Tout a commencé après que le ministre de la Justice a lancé : « Mon fils a obtenu deux licences à Montréal, son père est un homme riche qui a pu financer ses études à l’étranger », depuis, une campagne internet fait rage demandant la démission de Ouahbi, sur fond de rumeurs au sujet de son limogeage.

L’année commence mal pour le département de la justice, des dizaines de candidats ayant échoué à l’examen écrit d’admissibilité à l’exercice de la profession d’avocat ont tenu un sit-in devant le parlement, non admissibles à l’examen oral, ils réclament l’ouverture d’une enquête, et demandent l’intervention du Ministère public, et même celle du roi Mohammed VI. Leur mot d’ordre : « invalider les résultats de l’examen écrit ».
Sur les réseaux sociaux, les fake-news font des ravages. Profitant de sa présence sur le plateau de 2M, Abdellatif Ouahbi a tenu à démentir les informations faisant état de son supposé départ du gouvernement.
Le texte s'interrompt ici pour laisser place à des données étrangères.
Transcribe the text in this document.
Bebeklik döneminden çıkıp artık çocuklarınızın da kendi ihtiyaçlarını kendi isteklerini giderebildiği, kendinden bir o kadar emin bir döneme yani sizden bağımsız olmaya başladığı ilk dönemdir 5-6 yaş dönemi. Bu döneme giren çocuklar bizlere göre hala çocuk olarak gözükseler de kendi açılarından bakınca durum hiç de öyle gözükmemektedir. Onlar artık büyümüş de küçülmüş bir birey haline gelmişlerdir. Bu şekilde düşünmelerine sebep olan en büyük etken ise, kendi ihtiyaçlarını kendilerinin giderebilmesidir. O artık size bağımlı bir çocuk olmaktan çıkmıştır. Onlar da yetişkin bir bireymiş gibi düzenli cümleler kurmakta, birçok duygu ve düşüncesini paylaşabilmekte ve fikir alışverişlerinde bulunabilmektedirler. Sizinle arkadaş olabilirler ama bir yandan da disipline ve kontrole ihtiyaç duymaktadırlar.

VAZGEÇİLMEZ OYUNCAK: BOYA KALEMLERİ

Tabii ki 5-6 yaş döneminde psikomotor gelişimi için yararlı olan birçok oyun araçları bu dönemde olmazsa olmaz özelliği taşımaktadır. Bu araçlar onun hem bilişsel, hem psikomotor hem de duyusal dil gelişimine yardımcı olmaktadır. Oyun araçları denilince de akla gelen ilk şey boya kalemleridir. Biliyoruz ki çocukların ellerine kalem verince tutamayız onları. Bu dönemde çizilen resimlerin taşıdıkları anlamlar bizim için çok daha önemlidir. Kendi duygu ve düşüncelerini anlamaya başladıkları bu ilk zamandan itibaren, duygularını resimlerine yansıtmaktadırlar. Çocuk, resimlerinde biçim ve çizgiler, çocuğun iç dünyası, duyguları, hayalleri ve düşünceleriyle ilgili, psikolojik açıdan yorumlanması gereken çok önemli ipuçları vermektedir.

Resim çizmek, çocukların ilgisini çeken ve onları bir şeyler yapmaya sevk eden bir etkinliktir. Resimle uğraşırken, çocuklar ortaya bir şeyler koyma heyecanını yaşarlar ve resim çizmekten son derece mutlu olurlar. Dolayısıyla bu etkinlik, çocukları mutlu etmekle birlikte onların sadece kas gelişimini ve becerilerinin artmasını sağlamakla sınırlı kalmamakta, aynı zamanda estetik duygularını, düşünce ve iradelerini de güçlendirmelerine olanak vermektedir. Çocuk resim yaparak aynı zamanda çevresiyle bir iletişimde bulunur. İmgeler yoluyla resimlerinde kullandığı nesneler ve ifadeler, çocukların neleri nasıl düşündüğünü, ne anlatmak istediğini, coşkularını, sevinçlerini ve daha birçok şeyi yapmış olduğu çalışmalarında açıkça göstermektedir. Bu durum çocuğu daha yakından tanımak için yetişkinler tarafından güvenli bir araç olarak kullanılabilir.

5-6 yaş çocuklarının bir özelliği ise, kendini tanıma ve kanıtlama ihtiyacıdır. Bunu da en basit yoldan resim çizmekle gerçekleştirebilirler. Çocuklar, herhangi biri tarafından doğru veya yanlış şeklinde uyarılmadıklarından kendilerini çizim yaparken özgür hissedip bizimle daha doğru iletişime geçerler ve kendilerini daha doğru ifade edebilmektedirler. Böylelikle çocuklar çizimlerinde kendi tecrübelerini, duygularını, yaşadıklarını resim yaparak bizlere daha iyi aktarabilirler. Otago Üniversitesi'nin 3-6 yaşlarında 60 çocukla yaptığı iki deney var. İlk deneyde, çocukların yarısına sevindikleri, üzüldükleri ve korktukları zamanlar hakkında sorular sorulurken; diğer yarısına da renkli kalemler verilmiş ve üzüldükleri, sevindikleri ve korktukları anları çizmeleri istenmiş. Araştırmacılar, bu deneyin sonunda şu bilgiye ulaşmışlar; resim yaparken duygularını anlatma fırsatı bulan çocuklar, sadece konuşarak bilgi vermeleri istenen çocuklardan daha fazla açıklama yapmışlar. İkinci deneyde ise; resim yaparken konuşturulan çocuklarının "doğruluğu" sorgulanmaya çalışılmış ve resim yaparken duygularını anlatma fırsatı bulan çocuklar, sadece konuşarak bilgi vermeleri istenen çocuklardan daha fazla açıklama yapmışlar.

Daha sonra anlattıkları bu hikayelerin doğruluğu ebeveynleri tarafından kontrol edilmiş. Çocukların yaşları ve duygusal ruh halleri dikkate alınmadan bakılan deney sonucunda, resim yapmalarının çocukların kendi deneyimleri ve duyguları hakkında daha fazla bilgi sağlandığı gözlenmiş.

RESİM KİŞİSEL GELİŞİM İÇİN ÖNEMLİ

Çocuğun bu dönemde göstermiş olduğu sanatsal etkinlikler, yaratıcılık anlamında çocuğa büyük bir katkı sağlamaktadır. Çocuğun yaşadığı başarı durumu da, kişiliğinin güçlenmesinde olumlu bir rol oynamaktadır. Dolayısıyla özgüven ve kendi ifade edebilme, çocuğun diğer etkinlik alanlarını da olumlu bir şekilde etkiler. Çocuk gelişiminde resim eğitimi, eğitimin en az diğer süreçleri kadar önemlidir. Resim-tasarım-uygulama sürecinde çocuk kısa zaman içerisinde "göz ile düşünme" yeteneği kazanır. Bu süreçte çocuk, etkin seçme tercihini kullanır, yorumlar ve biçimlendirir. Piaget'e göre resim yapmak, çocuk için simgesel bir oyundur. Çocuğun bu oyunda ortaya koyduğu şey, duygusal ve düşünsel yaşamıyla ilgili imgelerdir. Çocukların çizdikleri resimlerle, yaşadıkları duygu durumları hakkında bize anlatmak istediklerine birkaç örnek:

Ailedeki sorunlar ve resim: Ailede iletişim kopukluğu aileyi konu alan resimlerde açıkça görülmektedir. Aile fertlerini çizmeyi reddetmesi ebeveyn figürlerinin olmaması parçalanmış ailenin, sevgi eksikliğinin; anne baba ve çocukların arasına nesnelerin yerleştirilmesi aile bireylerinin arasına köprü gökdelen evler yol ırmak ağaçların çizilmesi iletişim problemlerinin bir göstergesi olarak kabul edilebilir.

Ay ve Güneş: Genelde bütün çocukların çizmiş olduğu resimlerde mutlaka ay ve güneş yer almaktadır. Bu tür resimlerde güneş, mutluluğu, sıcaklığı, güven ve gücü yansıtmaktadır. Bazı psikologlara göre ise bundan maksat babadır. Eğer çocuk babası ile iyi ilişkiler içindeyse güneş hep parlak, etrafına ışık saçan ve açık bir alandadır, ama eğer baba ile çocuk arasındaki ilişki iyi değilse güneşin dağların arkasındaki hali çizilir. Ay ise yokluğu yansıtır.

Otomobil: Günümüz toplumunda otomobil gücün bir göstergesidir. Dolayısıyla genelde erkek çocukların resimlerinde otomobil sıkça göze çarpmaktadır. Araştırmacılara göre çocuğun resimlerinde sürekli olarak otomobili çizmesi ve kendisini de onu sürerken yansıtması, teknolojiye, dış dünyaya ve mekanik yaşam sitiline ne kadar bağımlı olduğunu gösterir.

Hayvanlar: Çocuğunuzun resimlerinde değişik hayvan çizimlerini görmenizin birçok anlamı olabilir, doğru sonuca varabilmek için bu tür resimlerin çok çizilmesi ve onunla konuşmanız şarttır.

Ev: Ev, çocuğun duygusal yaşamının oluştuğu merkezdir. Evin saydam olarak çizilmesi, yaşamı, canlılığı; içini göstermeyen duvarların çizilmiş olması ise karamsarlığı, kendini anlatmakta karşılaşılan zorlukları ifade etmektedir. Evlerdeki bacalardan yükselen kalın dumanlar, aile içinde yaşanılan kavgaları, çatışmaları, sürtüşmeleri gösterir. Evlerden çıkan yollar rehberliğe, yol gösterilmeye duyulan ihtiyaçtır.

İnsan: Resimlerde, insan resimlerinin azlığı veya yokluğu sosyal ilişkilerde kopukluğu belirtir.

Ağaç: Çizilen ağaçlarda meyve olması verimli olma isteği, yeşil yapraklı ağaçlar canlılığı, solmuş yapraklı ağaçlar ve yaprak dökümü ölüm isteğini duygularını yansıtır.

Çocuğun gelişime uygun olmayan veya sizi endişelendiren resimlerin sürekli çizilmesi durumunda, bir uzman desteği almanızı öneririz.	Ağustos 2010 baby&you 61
«Je suis encore ministre. Je ne vais pas présenter ma démission à cause d’une petite tempête et je suis encore le secrétaire général du PAM», a-t-il lâché, ajoutant «qu’il ne va pas céder dès la première difficulté».

Interrogé sur le manque de soutien du gouvernement, le ministre a affirmé «qu’il s’agit de sa propre bataille», soulignant que le chef du gouvernement lui apporte tout son soutien. «Nous sommes un gouvernement harmonieux», a-t-il poursuivi.
Depuis le début de cette affaire, les voix s’élèvent pour demander le départ de Ouahbi. Sur les réseaux sociaux, l’opinion publique continue de faire pression avec des messages qui l’appellent à quitter son poste.

Pour rappel, l’article 47 de la constitution marocaine précise que « le Roi peut, à son initiative, et après consultation du Chef du gouvernement, mettre fin aux fonctions d’un ou de plusieurs membres du gouvernement. Le Chef du gouvernement peut demander au roi de mettre fin aux fonctions d’un ou de plusieurs membres de gouvernement, du fait de leur démission individuelle ou collective »

La communication politique a pour rôle de rassurer et de redonner confiance pour apaiser les esprits, notamment dans un pays où le fossé entre riches et pauvres ne cessent de s’agrandir. Or, ce n’est pas le processus qu’adopte Abdellatif Ouahbi dans la gestion de cette crise et surtout après ses déclarations au sujet des allégations de « corruption » et de « favoritisme » qui auraient entaché le concours des avocats.

À chaque prise de parole, il nourrit encore plus la polémique. Il essaye en effet de dire des choses, mais cela ne passe pas. Par conséquent, l’opinion publique ne voit plus sa communication pour ce qu’elle est, mais pour ce qu’elle est accusée de cacher, il n’y a rien de la communication de crise qui n’a été appliqué. Avec les bourdes qu’il cumule, il se met tout seul en difficulté.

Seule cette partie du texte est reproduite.